I'm reluctant to perpetuate National stereotypes, but sometimes the empirical data goes works against me. I was watching Grand Designs the other day, and became fascinated by an older couple who were replacing their old self-built house (which was on the verge of falling down) with a Huf Haus.
The Huf Haus is an innovative design produced by architect Peter Huf in Germany. The post-and-beam house is completely pre-fabricated in an immense warehouse in Germany, then shipped and assembled on site like some vast Ikea cupboard from hell. The whole house is up and watertight within seven days, which seems an incredible feat until you see the German Huf team working.
What happened during the process of the build seemed to completely reinforce the stereotype of German workers as ruthlessly efficient, and British workers as slack and lazy. On the first build day, the German builders turned up at 7 am sharp, already in their natty matching waistcoats and shorts that looked like a funky modern interpretation of the lederhosen, to lay the concrete plinth on which the house would rest. They didn't want to be late. They got cracking and reached the last load of concrete, but the final (British) concrete mixer truck was nowhere to be seen. As they waited for him to arrive, the already poured concrete was 'going off'^1^, and everyone was worrying about the base being ruined. Finally, the concrete turned up just as it was getting dark. The driver had got lost. When the house itself was due to be assembled, several trucks containing the parts of the house arrived at 7.30 am. All they needed now was the crane driver, who was also due to arrive at 7.30am and was British. Oh dear. Five hours later, the rather red-faced driver appeared, claiming to have got lost. Do you see a pattern appearing here? It's suburban Surrey, for crying out loud, not the Outer Hebrides! You'd think that if the German crew could cross a fair proportion of mainland Europe and find it, it surely couldn't be that hard for a local.
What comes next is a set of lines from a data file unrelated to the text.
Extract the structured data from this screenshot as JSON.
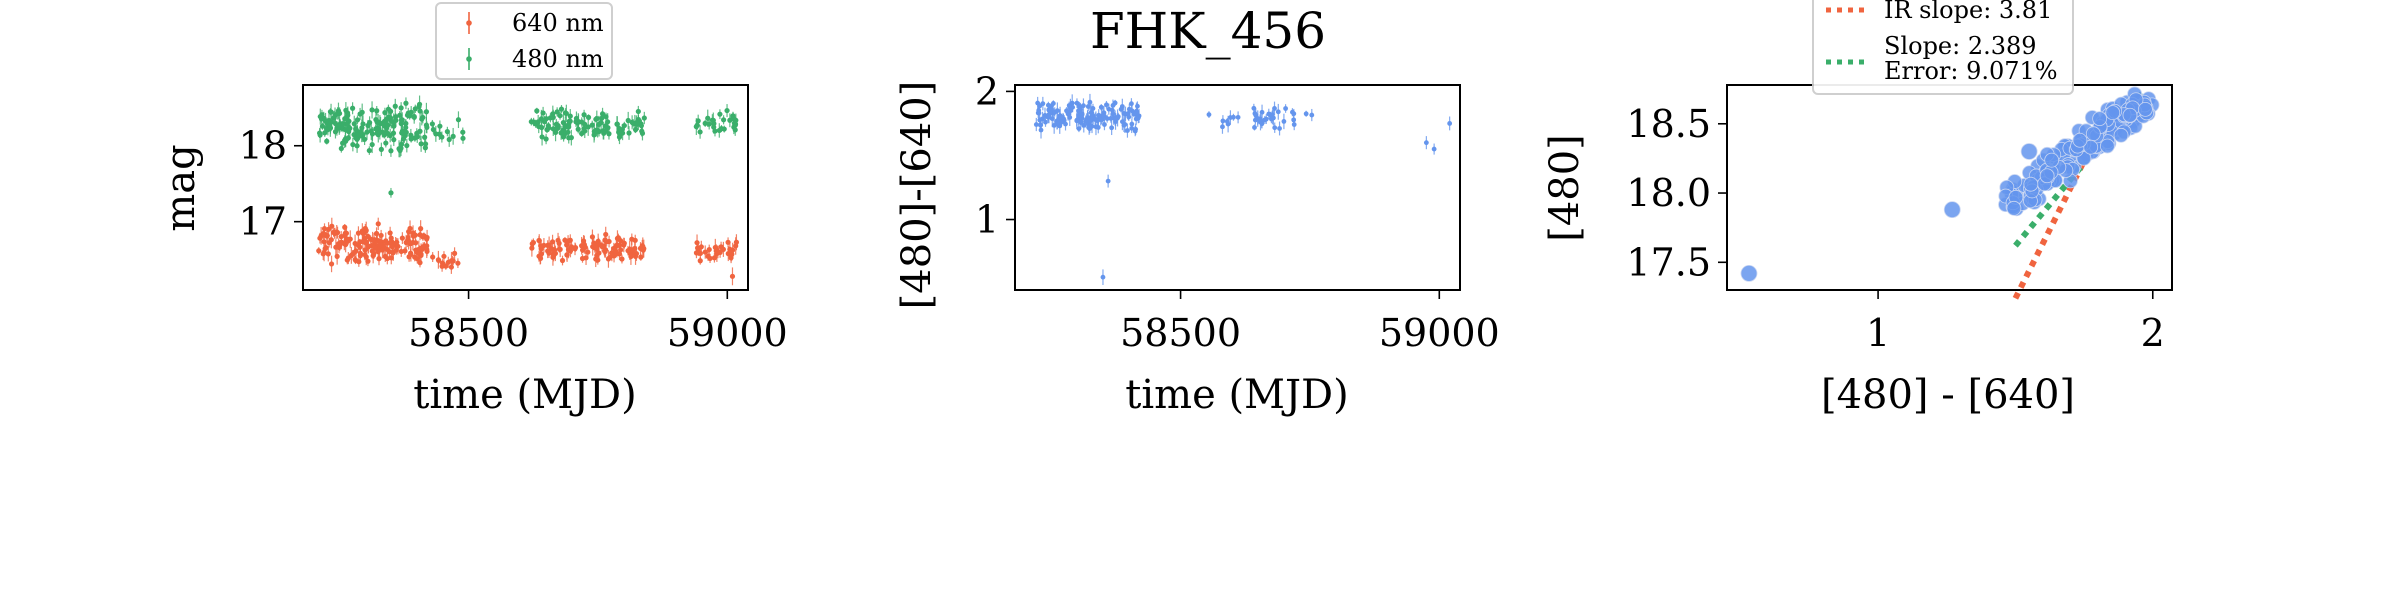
{
  "figure": {
    "title": "FHK_456",
    "colors": {
      "red": "#f0643f",
      "green": "#3aae6a",
      "blue": "#6495ed",
      "lightblue": "#aec6f5"
    }
  },
  "chart_data": [
    {
      "type": "scatter",
      "title": "",
      "xlabel": "time (MJD)",
      "ylabel": "mag",
      "xlim": [
        58180,
        59040
      ],
      "ylim": [
        18.8,
        16.1
      ],
      "xticks": [
        "58500",
        "59000"
      ],
      "yticks": [
        "17",
        "18"
      ],
      "legend": {
        "position": "top-center",
        "entries": [
          "640 nm",
          "480 nm"
        ]
      },
      "series": [
        {
          "name": "640 nm",
          "color": "#f0643f",
          "marker": "point with error bar",
          "clusters": [
            {
              "x": [
                58210,
                58420
              ],
              "y": [
                16.42,
                16.98
              ],
              "count": 160
            },
            {
              "x": [
                58430,
                58480
              ],
              "y": [
                16.35,
                16.65
              ],
              "count": 14
            },
            {
              "x": [
                58620,
                58840
              ],
              "y": [
                16.45,
                16.85
              ],
              "count": 110
            },
            {
              "x": [
                58940,
                59020
              ],
              "y": [
                16.45,
                16.75
              ],
              "count": 30
            }
          ],
          "outliers": [
            {
              "x": 59010,
              "y": 16.28
            }
          ]
        },
        {
          "name": "480 nm",
          "color": "#3aae6a",
          "marker": "point with error bar",
          "clusters": [
            {
              "x": [
                58210,
                58420
              ],
              "y": [
                17.9,
                18.6
              ],
              "count": 170
            },
            {
              "x": [
                58430,
                58490
              ],
              "y": [
                18.05,
                18.45
              ],
              "count": 12
            },
            {
              "x": [
                58620,
                58840
              ],
              "y": [
                18.05,
                18.5
              ],
              "count": 105
            },
            {
              "x": [
                58940,
                59020
              ],
              "y": [
                18.15,
                18.5
              ],
              "count": 28
            }
          ],
          "outliers": [
            {
              "x": 58350,
              "y": 17.38
            }
          ]
        }
      ]
    },
    {
      "type": "scatter",
      "title": "FHK_456",
      "xlabel": "time (MJD)",
      "ylabel": "[480]-[640]",
      "xlim": [
        58180,
        59040
      ],
      "ylim": [
        2.05,
        0.45
      ],
      "xticks": [
        "58500",
        "59000"
      ],
      "yticks": [
        "1",
        "2"
      ],
      "series": [
        {
          "name": "",
          "color": "#6495ed",
          "marker": "point with error bar",
          "clusters": [
            {
              "x": [
                58220,
                58420
              ],
              "y": [
                1.67,
                1.95
              ],
              "count": 150
            },
            {
              "x": [
                58550,
                58620
              ],
              "y": [
                1.72,
                1.85
              ],
              "count": 8
            },
            {
              "x": [
                58640,
                58720
              ],
              "y": [
                1.7,
                1.9
              ],
              "count": 30
            },
            {
              "x": [
                58740,
                58760
              ],
              "y": [
                1.8,
                1.85
              ],
              "count": 2
            }
          ],
          "outliers": [
            {
              "x": 58350,
              "y": 0.55
            },
            {
              "x": 58360,
              "y": 1.3
            },
            {
              "x": 58975,
              "y": 1.6
            },
            {
              "x": 59020,
              "y": 1.75
            },
            {
              "x": 58990,
              "y": 1.55
            }
          ]
        }
      ]
    },
    {
      "type": "scatter",
      "title": "",
      "xlabel": "[480] - [640]",
      "ylabel": "[480]",
      "xlim": [
        0.45,
        2.07
      ],
      "ylim": [
        18.78,
        17.3
      ],
      "xticks": [
        "1",
        "2"
      ],
      "yticks": [
        "17.5",
        "18.0",
        "18.5"
      ],
      "legend": {
        "position": "top-center",
        "entries": [
          "IR slope: 3.81",
          "Slope: 2.389",
          "Error: 9.071%"
        ]
      },
      "fits": [
        {
          "label": "IR slope: 3.81",
          "color": "#f0643f",
          "style": "dotted",
          "x": [
            1.5,
            1.83
          ],
          "y": [
            17.24,
            18.55
          ]
        },
        {
          "label": "Slope: 2.389",
          "color": "#3aae6a",
          "style": "dotted",
          "x": [
            1.5,
            1.97
          ],
          "y": [
            17.62,
            18.74
          ]
        }
      ],
      "series": [
        {
          "name": "",
          "color": "#6495ed",
          "marker": "filled circle",
          "clusters": [
            {
              "x": [
                1.5,
                1.95
              ],
              "y": [
                17.95,
                18.65
              ],
              "count": 160,
              "trend": -1
            }
          ],
          "outliers": [
            {
              "x": 0.53,
              "y": 17.42
            },
            {
              "x": 1.27,
              "y": 17.88
            },
            {
              "x": 1.55,
              "y": 18.3
            }
          ]
        }
      ]
    }
  ]
}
No matter, the Huf team immediately made arrangements to get two more team members in for a couple of days so that they would still complete on time. The presenter Kevin McCloud was extremely sceptical about the house being finished in 6 days, but when he came to inspect the site on the fourth day, he found the house completed. Anyone who has ever seen a British builder will find the following phrase unbelievable; the Huf builders were cleaning out their tool boxes, and even polishing the dashboard of their van with furniture polish. British builders never see their dashboards from the first day they acquire the van. From that day on, the area below the windscreen develops geological layers of discarded Sun newspapers, crisp bags and drinks cans. In older vans, I suspect that the lower strata are transformed by the heat and temperature of the upper layers into some hitherto unknown material.
The inside of the house (tiling, wiring, plumbing etc.) was also completed by the Huf team, and was finished to incredibly exacting standards. The new owner marvelled at the reaction of the supervisor to the work of his tilers in the kitchen. The supervisor said that it was absolute rubbish, and would have to be taken down and done again. The owner couldn't see anything wrong with it, and asked him what the problem was. It seems that the grouting on the tiles at one side of the area was 1 mm wider than that at the other. That's real perfectionism.